Bury Art Museum, 2015
The piece offers an imagining of lost but cherished sites; the orchard ruined by neglectful pomology, accidental burning, unseasonal rain and swollen rivers, the boatyard needlessly kept hidden (safe) for so long it has been entirely forgotten and rendered useless.
Two ways in which places previously full of promise and sublime human endeavour slip through the fingers as we rush towards the faster, shinier, air conditioned world of the long tomorrow and cannot stop to adapt the useless, mend the broken or share the skills, to start again.
In a world filled with the struggle for fixed identities played out through threats about penetrated borders, there is a danger that protecting territory will lead to isolation and that striding forward will end with an empty past.

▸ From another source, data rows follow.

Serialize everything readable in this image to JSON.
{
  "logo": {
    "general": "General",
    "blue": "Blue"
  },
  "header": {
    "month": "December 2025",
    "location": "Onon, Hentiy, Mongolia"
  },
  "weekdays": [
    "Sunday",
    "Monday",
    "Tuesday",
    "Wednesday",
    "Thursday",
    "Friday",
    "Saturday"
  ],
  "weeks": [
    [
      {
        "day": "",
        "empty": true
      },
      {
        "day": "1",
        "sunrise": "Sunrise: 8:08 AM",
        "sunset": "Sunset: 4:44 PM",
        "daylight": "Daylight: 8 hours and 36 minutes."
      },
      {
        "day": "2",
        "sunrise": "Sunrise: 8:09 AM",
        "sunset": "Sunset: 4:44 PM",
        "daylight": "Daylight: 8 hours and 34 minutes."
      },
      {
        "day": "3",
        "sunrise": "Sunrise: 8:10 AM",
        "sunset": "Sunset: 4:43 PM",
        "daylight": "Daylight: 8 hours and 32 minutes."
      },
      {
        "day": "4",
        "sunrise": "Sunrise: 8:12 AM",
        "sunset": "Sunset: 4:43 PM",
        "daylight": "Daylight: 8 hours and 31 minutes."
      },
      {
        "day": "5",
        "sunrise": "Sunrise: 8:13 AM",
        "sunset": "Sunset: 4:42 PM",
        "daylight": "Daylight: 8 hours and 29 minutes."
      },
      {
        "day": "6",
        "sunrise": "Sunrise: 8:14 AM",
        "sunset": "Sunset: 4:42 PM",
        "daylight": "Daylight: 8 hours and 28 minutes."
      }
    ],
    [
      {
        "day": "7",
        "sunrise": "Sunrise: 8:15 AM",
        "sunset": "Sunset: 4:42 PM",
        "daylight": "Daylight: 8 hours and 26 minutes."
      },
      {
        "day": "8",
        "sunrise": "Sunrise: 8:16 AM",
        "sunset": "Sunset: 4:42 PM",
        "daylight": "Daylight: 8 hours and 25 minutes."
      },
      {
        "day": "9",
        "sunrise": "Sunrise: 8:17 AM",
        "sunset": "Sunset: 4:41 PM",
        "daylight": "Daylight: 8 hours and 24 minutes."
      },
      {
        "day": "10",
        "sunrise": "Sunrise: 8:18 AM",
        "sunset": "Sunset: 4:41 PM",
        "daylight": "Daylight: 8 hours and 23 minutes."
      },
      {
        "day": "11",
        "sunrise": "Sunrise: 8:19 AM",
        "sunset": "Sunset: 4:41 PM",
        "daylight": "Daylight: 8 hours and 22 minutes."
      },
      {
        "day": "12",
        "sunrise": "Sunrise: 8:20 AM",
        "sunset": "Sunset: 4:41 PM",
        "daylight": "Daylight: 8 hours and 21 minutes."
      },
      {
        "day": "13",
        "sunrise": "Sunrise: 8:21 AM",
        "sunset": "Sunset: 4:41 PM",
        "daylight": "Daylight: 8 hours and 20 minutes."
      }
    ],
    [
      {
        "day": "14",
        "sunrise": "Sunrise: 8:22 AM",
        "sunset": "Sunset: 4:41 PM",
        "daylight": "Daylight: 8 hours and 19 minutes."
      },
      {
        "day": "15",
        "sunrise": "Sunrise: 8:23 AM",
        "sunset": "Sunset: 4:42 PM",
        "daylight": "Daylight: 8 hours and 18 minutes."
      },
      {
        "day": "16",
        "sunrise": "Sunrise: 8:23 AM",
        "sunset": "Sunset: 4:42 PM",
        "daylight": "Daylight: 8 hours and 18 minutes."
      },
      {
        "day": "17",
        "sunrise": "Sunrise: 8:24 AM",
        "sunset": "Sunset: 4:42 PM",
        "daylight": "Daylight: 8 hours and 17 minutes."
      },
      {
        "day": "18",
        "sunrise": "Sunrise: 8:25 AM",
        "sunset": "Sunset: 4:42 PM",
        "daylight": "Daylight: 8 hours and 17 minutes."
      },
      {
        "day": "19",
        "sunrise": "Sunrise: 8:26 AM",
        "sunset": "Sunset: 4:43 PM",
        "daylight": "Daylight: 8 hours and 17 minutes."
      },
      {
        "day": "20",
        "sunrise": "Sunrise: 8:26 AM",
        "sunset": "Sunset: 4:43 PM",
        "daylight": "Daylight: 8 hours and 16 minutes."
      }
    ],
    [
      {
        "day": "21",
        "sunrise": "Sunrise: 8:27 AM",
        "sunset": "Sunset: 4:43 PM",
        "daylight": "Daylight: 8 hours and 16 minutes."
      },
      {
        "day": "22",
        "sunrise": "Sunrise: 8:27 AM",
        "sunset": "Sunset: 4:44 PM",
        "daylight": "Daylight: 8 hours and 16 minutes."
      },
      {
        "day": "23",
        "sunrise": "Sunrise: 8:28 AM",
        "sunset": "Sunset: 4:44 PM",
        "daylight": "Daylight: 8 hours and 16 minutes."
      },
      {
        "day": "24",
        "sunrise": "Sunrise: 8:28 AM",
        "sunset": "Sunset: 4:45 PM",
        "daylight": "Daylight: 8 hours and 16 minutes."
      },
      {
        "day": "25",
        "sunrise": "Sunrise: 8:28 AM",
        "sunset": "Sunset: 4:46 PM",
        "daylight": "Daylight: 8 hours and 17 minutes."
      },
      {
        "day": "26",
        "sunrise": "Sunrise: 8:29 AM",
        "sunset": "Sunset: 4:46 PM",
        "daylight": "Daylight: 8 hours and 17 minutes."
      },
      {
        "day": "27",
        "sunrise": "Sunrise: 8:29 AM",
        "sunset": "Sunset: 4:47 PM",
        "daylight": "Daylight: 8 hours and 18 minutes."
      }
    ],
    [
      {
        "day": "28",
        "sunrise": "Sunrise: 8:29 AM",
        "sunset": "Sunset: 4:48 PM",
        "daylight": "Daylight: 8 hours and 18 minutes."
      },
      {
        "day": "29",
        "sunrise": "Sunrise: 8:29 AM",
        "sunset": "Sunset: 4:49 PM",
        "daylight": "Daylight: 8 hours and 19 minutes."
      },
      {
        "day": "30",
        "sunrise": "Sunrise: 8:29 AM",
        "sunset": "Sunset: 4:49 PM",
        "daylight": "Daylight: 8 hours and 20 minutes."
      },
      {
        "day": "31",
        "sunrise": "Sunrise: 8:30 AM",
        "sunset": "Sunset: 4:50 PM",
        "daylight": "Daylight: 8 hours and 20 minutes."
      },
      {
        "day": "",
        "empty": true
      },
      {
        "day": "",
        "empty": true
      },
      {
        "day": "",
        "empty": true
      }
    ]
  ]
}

Drowned Orchard: Secret Boatyard remembers the failure of wooden boats, the danger of deep oceans, spirits inhabiting clusters of trees and the imagined poetry of the simple life. It attempts to evoke a deep unease with ‘the other’, a confusing encounter between cross cultural objects and patterns overlaid by an unrealistic desire to learn again how to start from nothing.
Sixteen paintings on wood are leaning at ever-increasing angles against the wall spreading into the room, looking ready to be altered and made into a new boat, a new shelter, a new copse; if only there was someone left who knew how to do it.